Major challenges/problems
The biggest problem occured when we were looking at the damage report dataset. Until now we're not quite sure if we can manage to use that dataset in a good way. Most of the damagereports aren't mapable to a station, just to a mechanic. And we think, noone would like to see that "Mechanic B" repaired 10 bikeseats last month. So it's quite uncertain how we proceed here, because the option we've implemented right now only displays a few rows of the dataset, where the mapping can be performed.
The Google Maps API is a powerful tool and it provides lots of useful functions, but to avoid getting their servers spammed, they limited the API-Calls in a specific time range to 20 calls. Then there is a timeout. So what we did is, that we saved the data locally in our JSON-file. In our first prototypes we decided to make a quite risky prediction, when we announced to implement a scatterplot which shows the time spent on the bike on the x-axis and the driven distance on the y-axis to make a presumption about which station is the fittest. So now we've the problem of limited API-Calls. A solution would be to save that data in our local json-file again, but this solution attempt just leads me to our next problem:
We're trying to calculate a smart and compact json-file, because we'd like our visualization to run smooth and without any latency. At the moment our json-file consists of data woth 2.5MB which is quite enough for a webapplication in our point of view, but we're thinking about adding different distributed datasources to load just the data which is needed in this general scope. But as mentioned before, the scatterplot turned out to be tricky ( but let's say: not impossible)

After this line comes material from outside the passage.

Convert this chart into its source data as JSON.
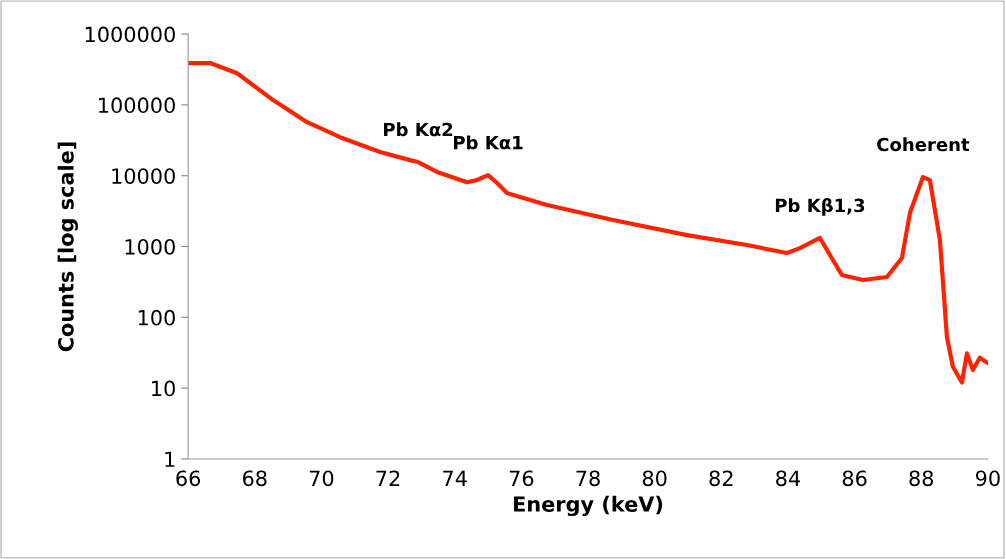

Last but not least there is a challenging circumstance in the fahrten.csv. Sometimes workers from the citybikeservice take bikes from full stations and deliver them to empty ones. As far as we know, we can't really distinguish the differences of normal bike incomes and incomes they've been performed by the "balancing-workers". We've a few solution attemps, but there is always a small disadvantage in those. For example, we could look if there has been a huge bike outbound in a specific range of time and all those bikes are returned at the same station. It's quite likely that a worker from the citybikeserver tried to hold balance between the stations, but on the other hands it's as likely as a group of people biking together.
Future outlooks
We want to connect the map with the charts in an very intuitive way. The map should be our navigation point which triggers the detail view. The user should be able to start with little knowledge about the data by exploring the map and gets the possibility to "follow" the data by using the detail views. Of course we'd like to add some additional charts, but as long as we struggled with the damage reports dataset and the api-calls, it's not clear which views a realistic and which are not.
Questions
What do you think? Would you prefer to see the absolute damagereports per district visualized in the treemap or would you rather show the damage-reports relative to the amount of stations in this district?
How much space would you plan for the map view? How much space for the different charts?